Cult and Popular Appreciation
In Ancient Greece, Orion had a hero cult in the region of Boeotia. The number of places associated with his birth suggest that it was widespread. Hyria, the most frequently mentioned, was in the territory of Tanagra. A feast of Orion was held at Tanagra as late as the Roman Empire. They had a tomb of Orion most likely at the foot of Mount Cerycius (now Mount Tanagra). Maurice Bowra argues that Orion was a national hero of the Boeotians, much as Castor and Pollux were for the Dorians. He bases this claim on the Athenian epigram on the Battle of Coronea in which a hero gave the Boeotian army an oracle, then fought on their side and defeated the Athenians.
The Boeotian school of epic poetry was chiefly concerned with the genealogies of the gods and heroes; later writers elaborated this web. Several other myths are attached to Orion in this way: A papyrus fragment of the Boeotian poet Corinna gives Orion fifty sons (a traditional number). This included the oracular hero Acraephen, who, she sings, gave a response to Asopus regarding Asopus' daughters who were abducted by the gods. Corinna sang of Orion conquering and naming all the land of the dawn. Bowra argues that Orion was believed to have delivered oracles as well, probably at a different shrine. Hyginus says that Hylas's mother was Menodice, daughter of Orion. Another mythographer, Liberalis, tells of Menippe and Metioche, daughters of Orion, who sacrificed themselves for their country's good and were transformed into comets.
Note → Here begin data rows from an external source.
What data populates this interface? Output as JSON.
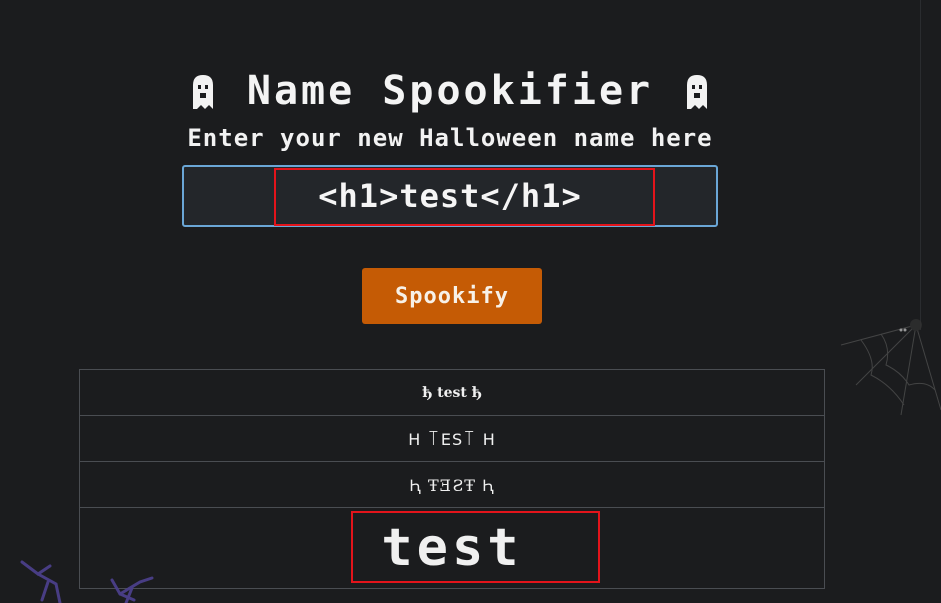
{
  "header": {
    "title": "Name Spookifier",
    "subtitle": "Enter your new Halloween name here"
  },
  "input": {
    "value": "<h1>test</h1>",
    "placeholder": ""
  },
  "button": {
    "label": "Spookify"
  },
  "results": {
    "rows": [
      "ђ  test  ђ",
      "Н  ꓄ꓰꓢ꓄  Н",
      "Ԧ  ŦƎƧŦ  Ԧ",
      "test"
    ]
  },
  "icons": {
    "left": "ghost-icon",
    "right": "ghost-icon",
    "decor_right": "spider-web-icon",
    "decor_bottom_left": "branch-icon"
  },
  "colors": {
    "background": "#1b1c1e",
    "button": "#c55b05",
    "input_border": "#6aa6d6",
    "highlight": "#e3141b",
    "table_border": "#4a4d52"
  }
}
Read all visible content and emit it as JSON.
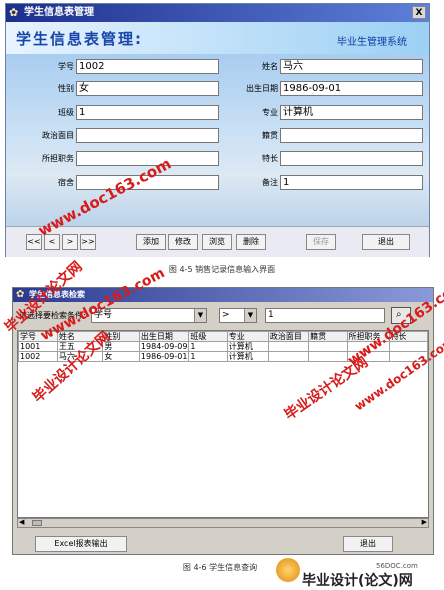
{
  "window1": {
    "title": "学生信息表管理",
    "close": "X",
    "banner_title": "学生信息表管理:",
    "banner_subtitle": "毕业生管理系统",
    "fields": {
      "left": [
        {
          "label": "学号",
          "value": "1002"
        },
        {
          "label": "性别",
          "value": "女"
        },
        {
          "label": "班级",
          "value": "1"
        },
        {
          "label": "政治面目",
          "value": ""
        },
        {
          "label": "所担职务",
          "value": ""
        },
        {
          "label": "宿舍",
          "value": ""
        }
      ],
      "right": [
        {
          "label": "姓名",
          "value": "马六"
        },
        {
          "label": "出生日期",
          "value": "1986-09-01"
        },
        {
          "label": "专业",
          "value": "计算机"
        },
        {
          "label": "籍贯",
          "value": ""
        },
        {
          "label": "特长",
          "value": ""
        },
        {
          "label": "备注",
          "value": "1"
        }
      ]
    },
    "nav": [
      "<<",
      "<",
      ">",
      ">>"
    ],
    "buttons": {
      "add": "添加",
      "edit": "修改",
      "browse": "浏览",
      "delete": "删除",
      "save": "保存",
      "exit": "退出"
    }
  },
  "caption1": "图 4-5 销售记录信息输入界面",
  "window2": {
    "title": "学生信息表检索",
    "condition_label": "请选择要检索条件:",
    "field_select": "学号",
    "operator_select": ">",
    "search_value": "1",
    "columns": [
      "学号",
      "姓名",
      "性别",
      "出生日期",
      "班级",
      "专业",
      "政治面目",
      "籍贯",
      "所担职务",
      "特长"
    ],
    "rows": [
      [
        "1001",
        "王五",
        "男",
        "1984-09-09",
        "1",
        "计算机",
        "",
        "",
        "",
        ""
      ],
      [
        "1002",
        "马六",
        "女",
        "1986-09-01",
        "1",
        "计算机",
        "",
        "",
        "",
        ""
      ]
    ],
    "excel_button": "Excel报表输出",
    "exit_button": "退出"
  },
  "caption2": "图 4-6 学生信息查询",
  "watermarks": {
    "wm1": "www.doc163.com",
    "wm2": "毕业设计论文网",
    "wm3": "www.doc163.com",
    "wm4": "毕业设计论文网",
    "wm5": "www.doc163.com",
    "wm6": "毕业设计论文网",
    "wm7": "www.doc163.com"
  },
  "footer": {
    "site": "56DOC.com",
    "brand": "毕业设计(论文)网"
  }
}
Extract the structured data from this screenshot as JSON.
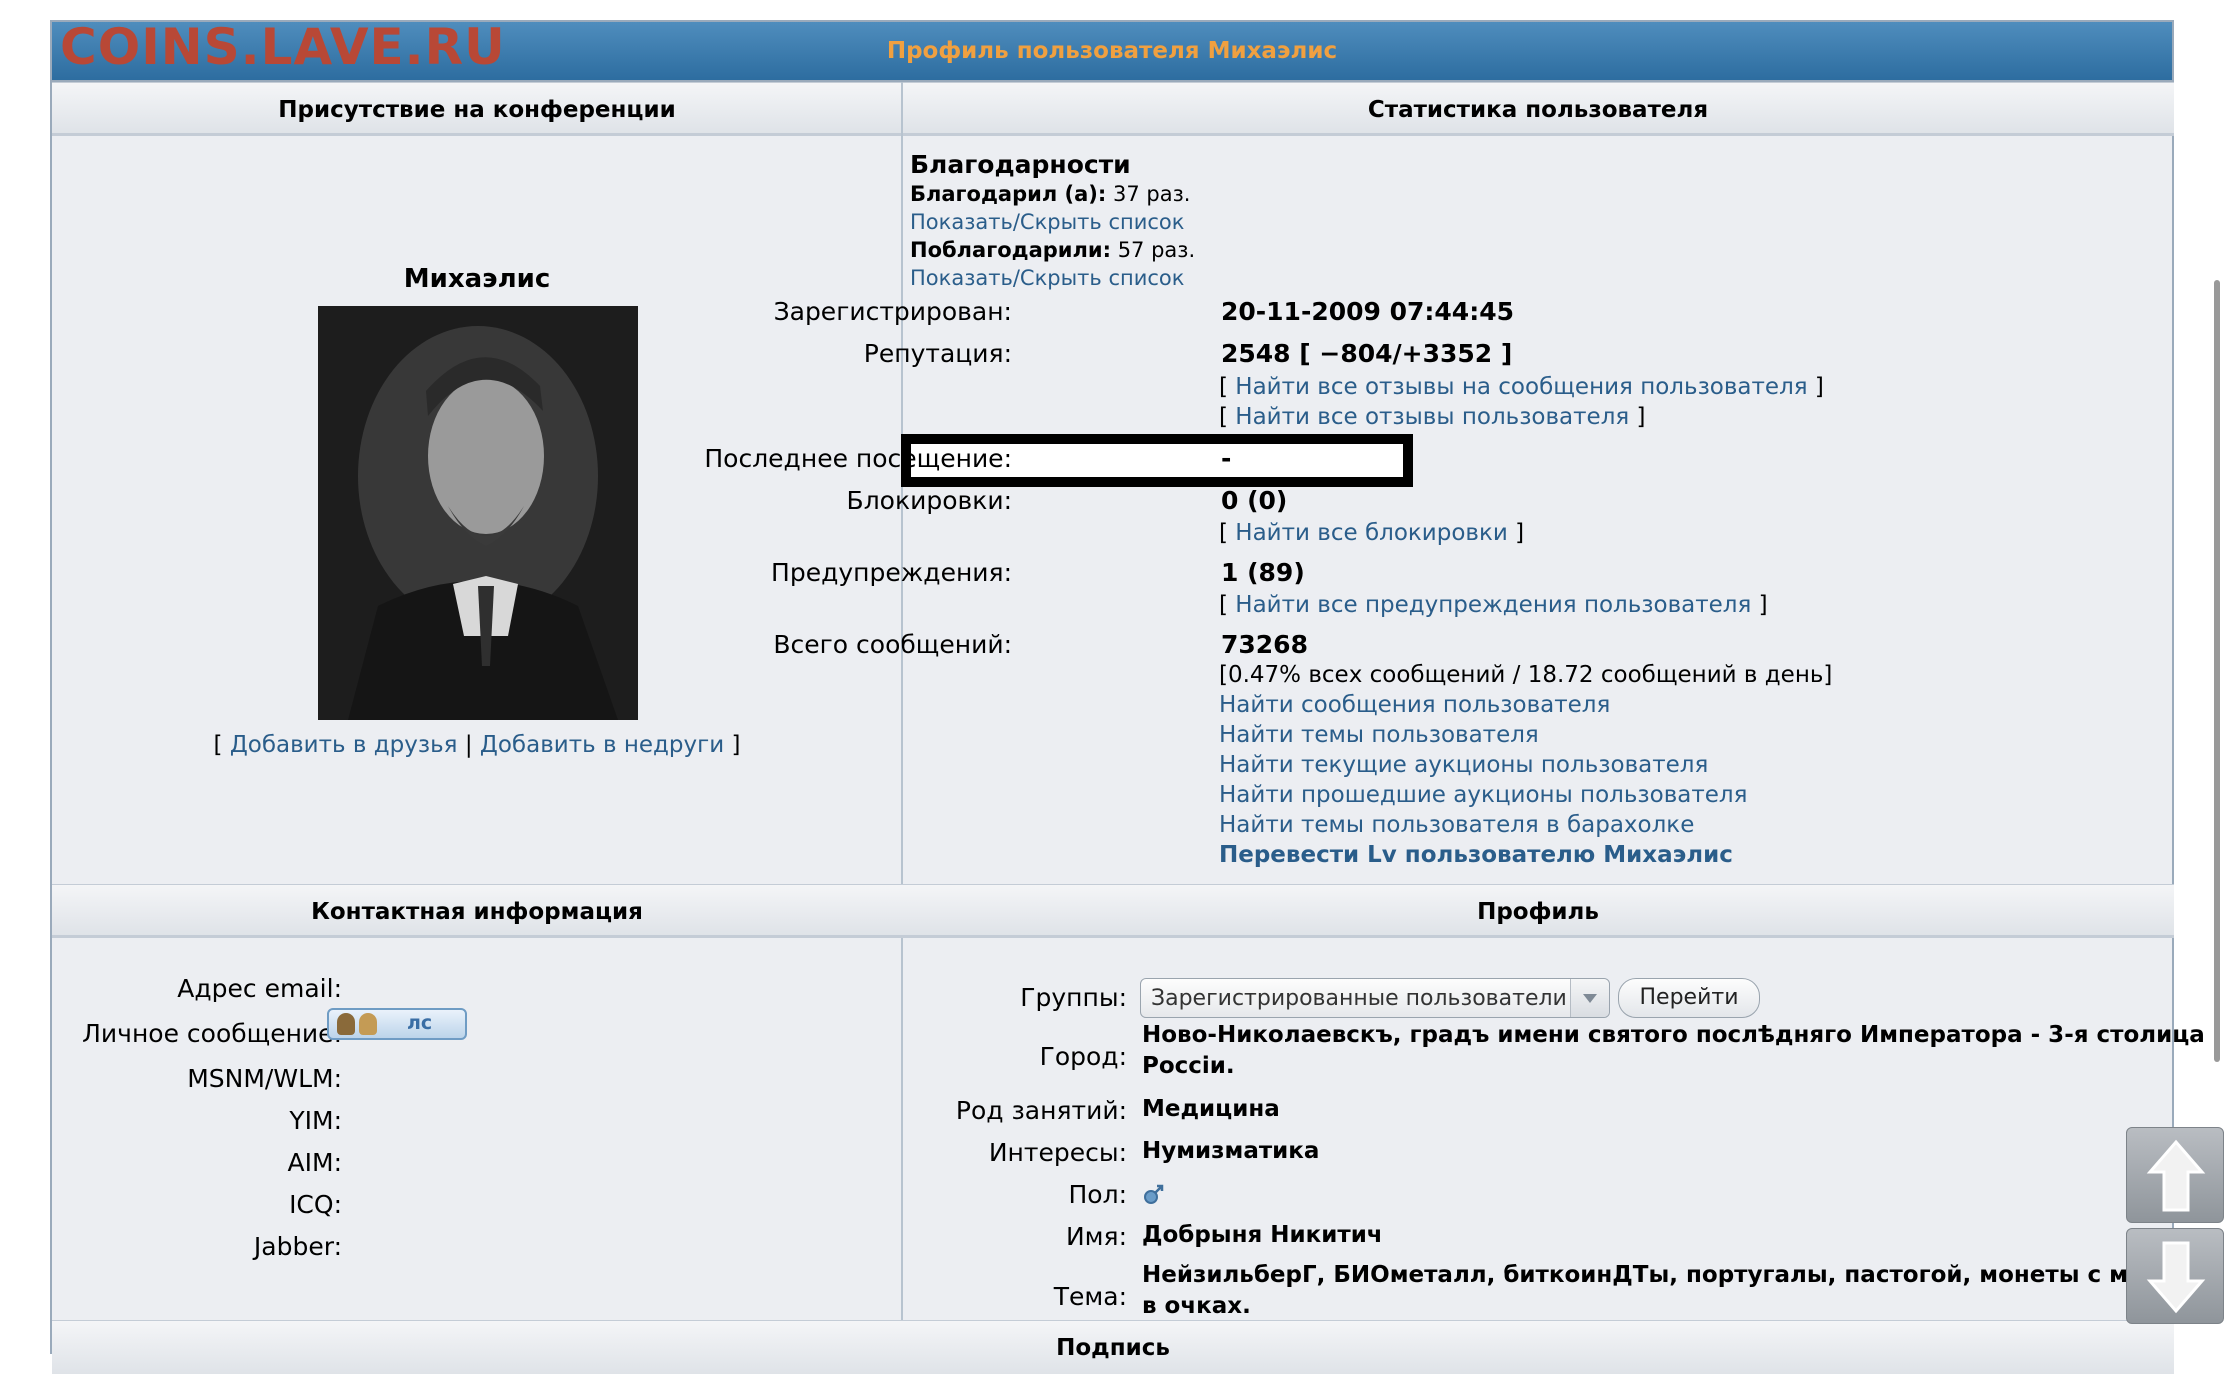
{
  "site_logo": "COINS.LAVE.RU",
  "page_title": "Профиль пользователя Михаэлис",
  "sections": {
    "presence": "Присутствие на конференции",
    "stats": "Статистика пользователя",
    "contact": "Контактная информация",
    "profile": "Профиль",
    "signature": "Подпись"
  },
  "user": {
    "name": "Михаэлис",
    "add_friend": "Добавить в друзья",
    "add_foe": "Добавить в недруги",
    "bracket_open": "[",
    "bracket_close": "]",
    "sep": "|"
  },
  "thanks": {
    "heading": "Благодарности",
    "gave_label": "Благодарил (а):",
    "gave_value": "37 раз.",
    "toggle1": "Показать/Скрыть список",
    "received_label": "Поблагодарили:",
    "received_value": "57 раз.",
    "toggle2": "Показать/Скрыть список"
  },
  "stats": {
    "registered_label": "Зарегистрирован:",
    "registered_value": "20-11-2009 07:44:45",
    "reputation_label": "Репутация:",
    "reputation_value": "2548 [ −804/+3352 ]",
    "rep_link1": "Найти все отзывы на сообщения пользователя",
    "rep_link2": "Найти все отзывы пользователя",
    "last_visit_label": "Последнее посещение:",
    "last_visit_value": "-",
    "bans_label": "Блокировки:",
    "bans_value": "0 (0)",
    "bans_link": "Найти все блокировки",
    "warnings_label": "Предупреждения:",
    "warnings_value": "1 (89)",
    "warnings_link": "Найти все предупреждения пользователя",
    "posts_label": "Всего сообщений:",
    "posts_value": "73268",
    "posts_ratio": "[0.47% всех сообщений / 18.72 сообщений в день]",
    "link_posts": "Найти сообщения пользователя",
    "link_topics": "Найти темы пользователя",
    "link_auctions_current": "Найти текущие аукционы пользователя",
    "link_auctions_past": "Найти прошедшие аукционы пользователя",
    "link_flea": "Найти темы пользователя в барахолке",
    "link_transfer": "Перевести Lv пользователю Михаэлис"
  },
  "contact": {
    "email_label": "Адрес email:",
    "pm_label": "Личное сообщение:",
    "pm_button": "лс",
    "msnm_label": "MSNM/WLM:",
    "yim_label": "YIM:",
    "aim_label": "AIM:",
    "icq_label": "ICQ:",
    "jabber_label": "Jabber:"
  },
  "profile": {
    "groups_label": "Группы:",
    "groups_selected": "Зарегистрированные пользователи",
    "go_button": "Перейти",
    "city_label": "Город:",
    "city_line1": "Ново-Николаевскъ, градъ имени святого послѣдняго Императора - 3-я столица",
    "city_line2": "Россіи.",
    "occupation_label": "Род занятий:",
    "occupation_value": "Медицина",
    "interests_label": "Интересы:",
    "interests_value": "Нумизматика",
    "gender_label": "Пол:",
    "gender_icon": "male-icon",
    "realname_label": "Имя:",
    "realname_value": "Добрыня Никитич",
    "theme_label": "Тема:",
    "theme_line1": "НейзильберГ, БИОметалл, биткоинДТы, португалы, пастогой, монеты с мужЫком",
    "theme_line2": "в очках."
  },
  "colors": {
    "titlebar": "#2d6da0",
    "title_text": "#f0a040",
    "logo": "#b84836",
    "link": "#2a5d8a"
  }
}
Orion also has etiological connection to the city of Messina in Sicily. Diodorus of Sicily wrote a history of the world up to his own time (the beginning of the reign of Augustus). He starts with the gods and the heroes. At the end of this part of the work, he tells the story of Orion and two wonder-stories of his mighty earth-works in Sicily. One tells how he aided Zanclus, the founder of Zancle (the former name for Messina), by building the promontory which forms the harbor. The other, which Diodorus ascribes to Hesiod, relates that there was once a broad sea between Sicily and the mainland. Orion built the whole Peloris, the Punta del Faro, and the temple to Poseidon at the tip, after which he settled in Euboea. He was then "numbered among the stars of heaven and thus won for himself immortal remembrance". The Renaissance historian and mathematician Francesco Maurolico, who came from Messina, identified the remains of a temple of Orion near the present Messina Cathedral. Maurolico also designed an ornate fountain, built by the sculptor Giovanni Angelo Montorsoli in 1547, in which Orion is a central figure, symbolizing the Emperor Charles V, also a master of the sea and restorer of Messina; Orion is still a popular symbol of the city.
Images of Orion in classical art are difficult to recognize, and clear examples are rare. There are several ancient Greek images of club-carrying hunters that could represent Orion, but such generic examples could equally represent an archetypal "hunter", or indeed Heracles. Some claims have been made that other Greek art represents specific aspects of the Orion myth. A tradition of this type has been discerned in 5th century BC Greek pottery—John Beazley identified a scene of Apollo, Delian palm in hand, revenging Orion for the attempted rape of Artemis, while another scholar has identified a scene of Orion attacking Artemis as she is revenged by a snake (a counterpart to the scorpion) in a funerary group—supposedly symbolizing the hope that even the criminal Orion could be made immortal, as well as an astronomical scene in which Cephalus is thought to stand in for Orion and his constellation, also reflecting this system of iconography. Also, a tomb frieze in Taranto (ca. 300 BC) may show Orion attacking Opis. But the earliest surviving clear depiction of Orion in classical art is Roman, from the depictions of the Underworld scenes of the Odyssey discovered at the Esquiline Hill (50–40 BC). Orion is also seen on a 4th century bas-relief, currently affixed to a wall in the Porto neighborhood of Naples. The constellation Orion rises in November, the end of the sailing season, and was associated with stormy weather, and this characterization extended to the mythical Orion—the bas-relief may be associated with the sailors of the city.